The latest industry quarterly review reveals that the digital asset market continued to face downward pressure in the second quarter, marking the third consecutive quarter of declines for this asset class. This sets the longest streak of losses since the 2022 bear market. Market analysis indicates that the primary characteristic of capital flows this quarter was a significant shift of institutional capital toward AI-driven equities. Coupled with ongoing geopolitical uncertainty and massive outflows from spot crypto ETFs, these factors collectively suppressed market performance.
Bitcoin spot ETFs are regarded as a key barometer for observing institutional sentiment. Data shows that while these products recorded a net inflow of $2.02 billion in April, the situation reversed in the following two months, with net outflows of $2.41 billion in May and $4.29 billion in June respectively. The total net redemption scale for the second quarter reached $4.67 billion, setting the record for the largest single-quarter outflow since the launch of spot products in January 2024. Notably, the redemption scale in June alone also refreshed a historical high. Ethereum ETFs similarly recorded a net outflow of $690 million during the same period, indicating that institutional allocation willingness is cooling synchronously.
Price index performance further corroborates market weakness. The mainstream digital asset index fell 17.9% in the second quarter, while the Bitcoin price dropped 14.2% to $58,544. Unlike the first quarter, crypto assets failed to follow the rebound of broader risk assets in the second quarter.
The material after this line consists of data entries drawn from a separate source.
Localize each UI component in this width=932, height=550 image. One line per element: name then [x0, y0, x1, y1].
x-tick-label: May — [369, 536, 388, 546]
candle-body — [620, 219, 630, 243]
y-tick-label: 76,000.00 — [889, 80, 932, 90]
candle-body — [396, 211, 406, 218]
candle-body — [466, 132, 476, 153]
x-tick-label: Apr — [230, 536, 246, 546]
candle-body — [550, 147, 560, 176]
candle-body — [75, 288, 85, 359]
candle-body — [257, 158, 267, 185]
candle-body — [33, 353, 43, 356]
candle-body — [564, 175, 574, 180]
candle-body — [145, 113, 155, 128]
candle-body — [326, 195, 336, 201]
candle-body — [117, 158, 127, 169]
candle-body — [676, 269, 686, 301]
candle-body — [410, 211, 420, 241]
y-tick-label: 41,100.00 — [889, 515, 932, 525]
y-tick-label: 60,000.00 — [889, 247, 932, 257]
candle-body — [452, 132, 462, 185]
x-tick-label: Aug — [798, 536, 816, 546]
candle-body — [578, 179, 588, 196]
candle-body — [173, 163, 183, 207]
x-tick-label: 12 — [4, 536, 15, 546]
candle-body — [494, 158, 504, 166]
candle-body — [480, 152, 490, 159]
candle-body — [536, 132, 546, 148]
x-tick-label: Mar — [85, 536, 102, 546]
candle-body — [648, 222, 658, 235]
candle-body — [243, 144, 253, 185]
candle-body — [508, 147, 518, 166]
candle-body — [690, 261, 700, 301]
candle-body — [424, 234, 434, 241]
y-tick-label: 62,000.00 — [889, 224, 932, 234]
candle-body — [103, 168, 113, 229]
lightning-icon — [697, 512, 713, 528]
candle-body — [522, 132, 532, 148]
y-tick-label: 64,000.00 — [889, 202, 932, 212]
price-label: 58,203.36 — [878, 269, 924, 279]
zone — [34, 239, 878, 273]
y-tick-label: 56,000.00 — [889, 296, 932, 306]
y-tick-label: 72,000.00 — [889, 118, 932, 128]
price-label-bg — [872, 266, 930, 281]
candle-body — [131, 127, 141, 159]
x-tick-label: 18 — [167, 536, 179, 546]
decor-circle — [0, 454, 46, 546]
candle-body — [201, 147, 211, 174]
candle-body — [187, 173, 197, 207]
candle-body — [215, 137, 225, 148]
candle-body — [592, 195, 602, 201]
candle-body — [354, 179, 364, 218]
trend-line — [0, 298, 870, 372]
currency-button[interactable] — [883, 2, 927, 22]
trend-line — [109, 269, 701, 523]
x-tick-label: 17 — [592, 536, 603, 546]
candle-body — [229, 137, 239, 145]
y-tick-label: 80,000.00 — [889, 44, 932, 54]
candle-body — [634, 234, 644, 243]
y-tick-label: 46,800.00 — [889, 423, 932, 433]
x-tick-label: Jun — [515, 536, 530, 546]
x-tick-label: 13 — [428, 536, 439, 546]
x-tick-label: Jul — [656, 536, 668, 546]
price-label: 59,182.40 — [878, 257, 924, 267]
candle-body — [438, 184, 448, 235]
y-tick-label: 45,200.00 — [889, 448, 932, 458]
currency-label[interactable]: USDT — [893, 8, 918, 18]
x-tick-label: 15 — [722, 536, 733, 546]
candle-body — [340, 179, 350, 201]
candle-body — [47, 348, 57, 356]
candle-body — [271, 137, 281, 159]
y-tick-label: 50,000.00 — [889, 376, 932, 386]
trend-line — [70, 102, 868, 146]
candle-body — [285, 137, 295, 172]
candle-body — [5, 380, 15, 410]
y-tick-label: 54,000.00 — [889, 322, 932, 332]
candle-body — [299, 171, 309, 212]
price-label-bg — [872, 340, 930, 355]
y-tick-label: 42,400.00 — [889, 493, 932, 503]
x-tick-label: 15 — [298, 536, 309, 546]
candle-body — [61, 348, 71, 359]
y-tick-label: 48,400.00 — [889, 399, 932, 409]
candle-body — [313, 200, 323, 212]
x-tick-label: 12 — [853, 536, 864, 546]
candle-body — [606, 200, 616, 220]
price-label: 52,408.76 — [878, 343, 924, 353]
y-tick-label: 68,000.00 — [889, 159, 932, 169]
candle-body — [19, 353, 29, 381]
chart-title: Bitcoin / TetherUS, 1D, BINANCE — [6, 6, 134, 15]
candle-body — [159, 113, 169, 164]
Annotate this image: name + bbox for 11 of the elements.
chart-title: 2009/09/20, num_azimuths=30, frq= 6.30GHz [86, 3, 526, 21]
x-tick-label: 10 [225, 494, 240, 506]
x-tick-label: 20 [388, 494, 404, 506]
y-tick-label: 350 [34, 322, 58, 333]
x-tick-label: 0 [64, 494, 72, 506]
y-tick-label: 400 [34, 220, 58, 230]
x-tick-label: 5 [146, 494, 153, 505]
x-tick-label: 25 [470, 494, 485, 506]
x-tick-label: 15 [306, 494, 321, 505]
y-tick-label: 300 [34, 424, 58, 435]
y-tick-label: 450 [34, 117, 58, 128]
During the same period, the S&P 500 Index and the Nasdaq 100 Index rose 14.9% and 27.2% respectively, with funds clearly flowing into AI and technology stocks. Notably, gold also fell 14.2% in the second quarter, moving in tandem with the trend of digital assets.
Despite the overall weakening trend, differentiation within the market is intensifying. The broader market index fell by only 7.42% in the second quarter, performing significantly better than Bitcoin, with 15 components recording positive returns. Among them, NEAR rose 49.8% benefiting from the narrative surrounding private AI infrastructure, HYPE surged 77.6% driven by protocol revenue growth, and ZEC rose 60.1% due to renewed demand for privacy assets amid geopolitical uncertainty.
Progress at the on-chain and infrastructure levels continues. Solana captured nearly 80% of tokenized equity DEX trading volume in June, with platforms such as Backpack and xStocks shifting to this network due to its high throughput and low transaction costs. The supply of RLUSD on the XRP Ledger exceeded that of Ethereum for the first time in June, while Ethereum still dominates the total supply of real-world assets with a share of over 50%, continuing to play the role of an institutional tokenization settlement layer.
Looking ahead to the third quarter, the macro environment remains a key variable. Under the leadership of the new Federal Reserve Chair, the market expects the Fed to maintain interest rates unchanged in the third quarter, meaning limited space for loose expectations traditionally favorable for risk asset recovery. Regulatory developments may become the next catalyst. If relevant bills are passed, they are expected to establish a federal market structure framework for digital assets and further open up space for institutional participation. For the market, ETF capital flows remain the most direct indicator for judging whether institutional funds are flowing back into crypto assets.